Re: The Canoe Thing

Posted by Kurt Maurer on Oct 21, 2007

I have yet to try cove and bead. I was going to give it a whirl on this project, my tenth, and even went so far as to acquire a fresh bit for the job. But as things got underway, I said t' heckwithit. Why?

It's a lot of work, and I ought to know. I own no less than eight routers if that tells you anything about how much I rely upon them in my woodworking. I could write a book on router jigs and techniques. I've used them in both horizontal and vertical tables, as pin routers, and have operated CNC router machines. I already know that milling cove & beads is gonna be at least twice the fuss as hand planing rolling bevels, if not much more. Using a plane fits better in boat building, anyway; it's quiet and relaxing.

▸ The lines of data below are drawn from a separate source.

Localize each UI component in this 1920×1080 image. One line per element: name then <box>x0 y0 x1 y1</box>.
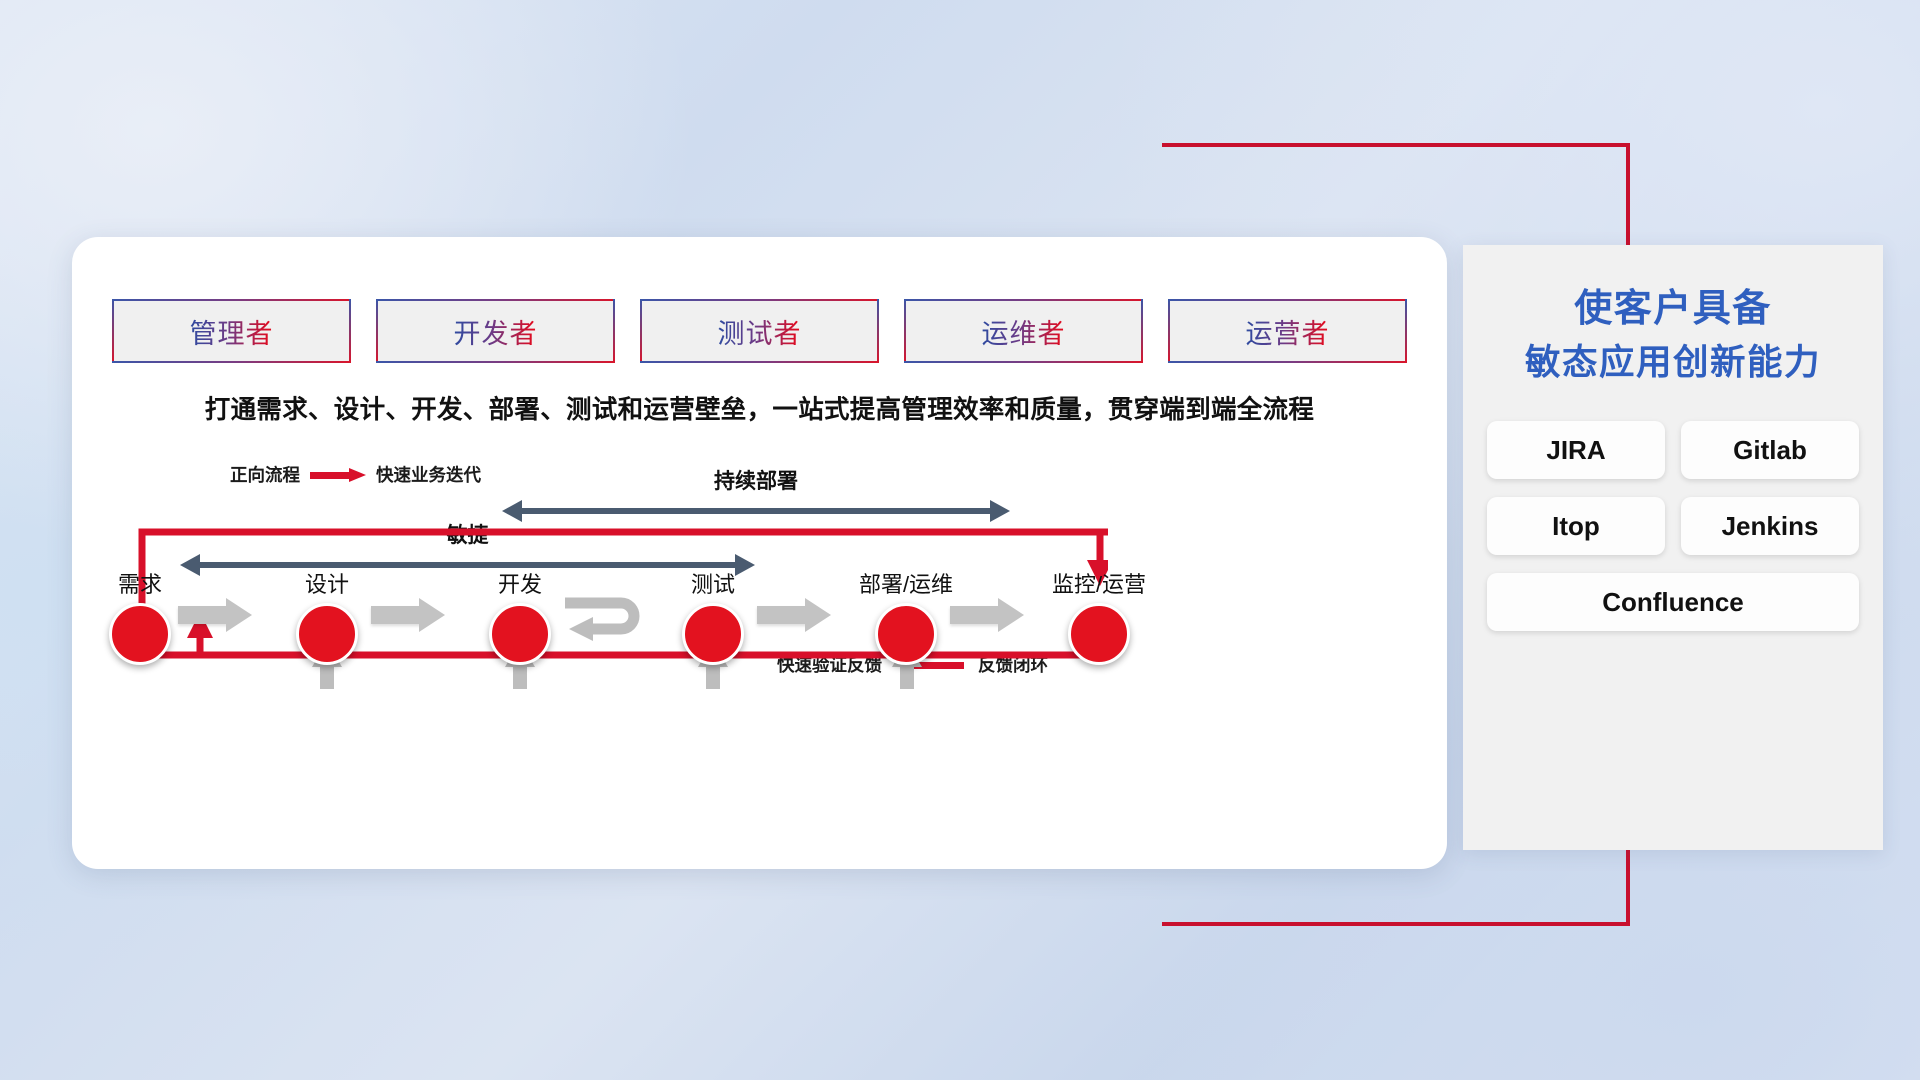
role-box-bottom-border <box>904 361 1143 363</box>
tool-chip-gitlab[interactable]: Gitlab <box>1681 421 1859 479</box>
stage-dot-icon <box>109 603 171 665</box>
stage-label: 监控/运营 <box>1024 567 1174 599</box>
stage-dot-icon <box>1068 603 1130 665</box>
span-label-continuous-deployment: 持续部署 <box>502 465 1010 495</box>
tool-panel-title: 使客户具备 敏态应用创新能力 <box>1463 245 1883 387</box>
tool-panel-title-line1: 使客户具备 <box>1574 288 1772 330</box>
stage-dot-icon <box>875 603 937 665</box>
arrow-shaft <box>178 606 228 624</box>
flow-arrow-testing-to-deploy <box>757 598 831 632</box>
arrow-shaft <box>757 606 807 624</box>
legend-forward-target-label: 快速业务迭代 <box>376 462 481 487</box>
arrow-head <box>998 598 1024 632</box>
tool-chip-itop[interactable]: Itop <box>1487 497 1665 555</box>
flow-arrow-design-to-development <box>371 598 445 632</box>
stage-dot-icon <box>489 603 551 665</box>
headline-text: 打通需求、设计、开发、部署、测试和运营壁垒，一站式提高管理效率和质量，贯穿端到端… <box>72 389 1447 426</box>
stage-label: 设计 <box>252 567 402 599</box>
role-label: 开发者 <box>454 312 538 351</box>
role-box-bottom-border <box>112 361 351 363</box>
role-label: 测试者 <box>718 312 802 351</box>
role-box-top-border <box>1168 299 1407 301</box>
tool-chip-label: Jenkins <box>1722 511 1819 542</box>
role-box-row: 管理者 开发者 测试者 运维者 运营者 <box>112 299 1407 363</box>
role-box-top-border <box>376 299 615 301</box>
role-box-business-operator[interactable]: 运营者 <box>1168 299 1407 363</box>
arrow-head-right <box>990 500 1010 522</box>
role-box-top-border <box>112 299 351 301</box>
devops-pipeline: 需求 设计 开发 测试 部署/运维 监控/运营 <box>72 567 1447 727</box>
role-box-top-border <box>904 299 1143 301</box>
tool-panel-title-line2: 敏态应用创新能力 <box>1463 337 1883 387</box>
tool-chip-jenkins[interactable]: Jenkins <box>1681 497 1859 555</box>
role-box-top-border <box>640 299 879 301</box>
stage-label: 测试 <box>638 567 788 599</box>
tool-chip-label: Confluence <box>1602 587 1744 618</box>
arrow-head <box>805 598 831 632</box>
arrow-shaft <box>310 472 350 479</box>
tool-chip-label: JIRA <box>1546 435 1605 466</box>
stage-dot-icon <box>296 603 358 665</box>
tool-chip-label: Gitlab <box>1733 435 1807 466</box>
tool-chip-grid: JIRA Gitlab Itop Jenkins Confluence <box>1463 387 1883 631</box>
role-label: 管理者 <box>190 312 274 351</box>
flow-arrow-deploy-to-monitor <box>950 598 1024 632</box>
pipeline-stage-monitor-operate[interactable]: 监控/运营 <box>1024 567 1174 665</box>
role-box-tester[interactable]: 测试者 <box>640 299 879 363</box>
arrow-head <box>226 598 252 632</box>
role-box-bottom-border <box>376 361 615 363</box>
role-label: 运维者 <box>982 312 1066 351</box>
arrow-shaft <box>520 508 992 514</box>
tool-panel: 使客户具备 敏态应用创新能力 JIRA Gitlab Itop Jenkins … <box>1463 245 1883 850</box>
role-box-bottom-border <box>640 361 879 363</box>
role-box-operations-engineer[interactable]: 运维者 <box>904 299 1143 363</box>
slide-canvas: 管理者 开发者 测试者 运维者 运营者 <box>0 0 1920 1080</box>
legend-forward-flow: 正向流程 快速业务迭代 <box>230 462 481 487</box>
tool-chip-jira[interactable]: JIRA <box>1487 421 1665 479</box>
red-right-arrow-icon <box>310 468 366 482</box>
tool-chip-confluence[interactable]: Confluence <box>1487 573 1859 631</box>
role-label: 运营者 <box>1246 312 1330 351</box>
arrow-shaft <box>950 606 1000 624</box>
tool-chip-label: Itop <box>1552 511 1600 542</box>
main-content-card: 管理者 开发者 测试者 运维者 运营者 <box>72 237 1447 869</box>
arrow-head <box>419 598 445 632</box>
rework-loop-arrow-icon <box>559 591 655 645</box>
arrow-head <box>349 468 366 482</box>
role-box-manager[interactable]: 管理者 <box>112 299 351 363</box>
arrow-shaft <box>371 606 421 624</box>
stage-label: 部署/运维 <box>831 567 981 599</box>
stage-label: 需求 <box>65 567 215 599</box>
role-box-bottom-border <box>1168 361 1407 363</box>
stage-dot-icon <box>682 603 744 665</box>
flow-arrow-requirements-to-design <box>178 598 252 632</box>
legend-forward-source-label: 正向流程 <box>230 462 300 487</box>
role-box-developer[interactable]: 开发者 <box>376 299 615 363</box>
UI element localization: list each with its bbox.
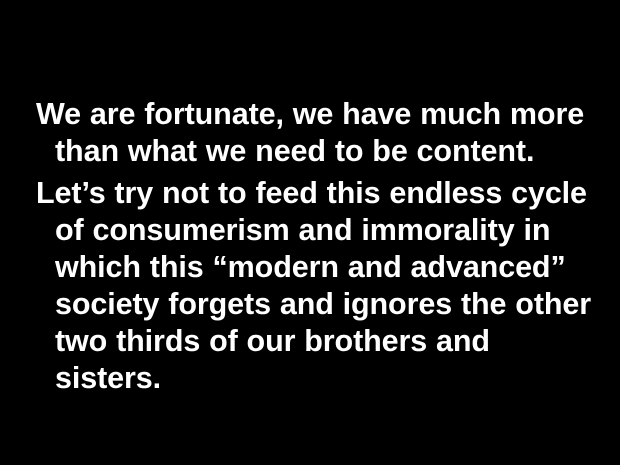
slide-paragraph-2: Let’s try not to feed this endless cycle… [36,175,598,397]
slide-paragraph-1: We are fortunate, we have much more than… [36,96,598,170]
slide-text-body: We are fortunate, we have much more than… [0,96,620,397]
presentation-slide: We are fortunate, we have much more than… [0,0,620,465]
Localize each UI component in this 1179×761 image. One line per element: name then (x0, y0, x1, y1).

Cove & bead, as with practically all "cheater" techniques, tends to come back and bite you somewhere or 'nuther. Most often it's when they get revealed during finish sanding and the demarcation lines wander, but also when fitting tricky junctions and they triple in tedium. Just to name a couple.

But as I always say, do what works best for you. Also, I'm learning that what works best is subject to change along the way, and it is well to keep an open mind. Lastly, I'm not that great a boat builder, and don't profess to be. I make equipment, not furniture, and my boats are definitely subject to the Murphy's Law that states "Everything looks better from a distance."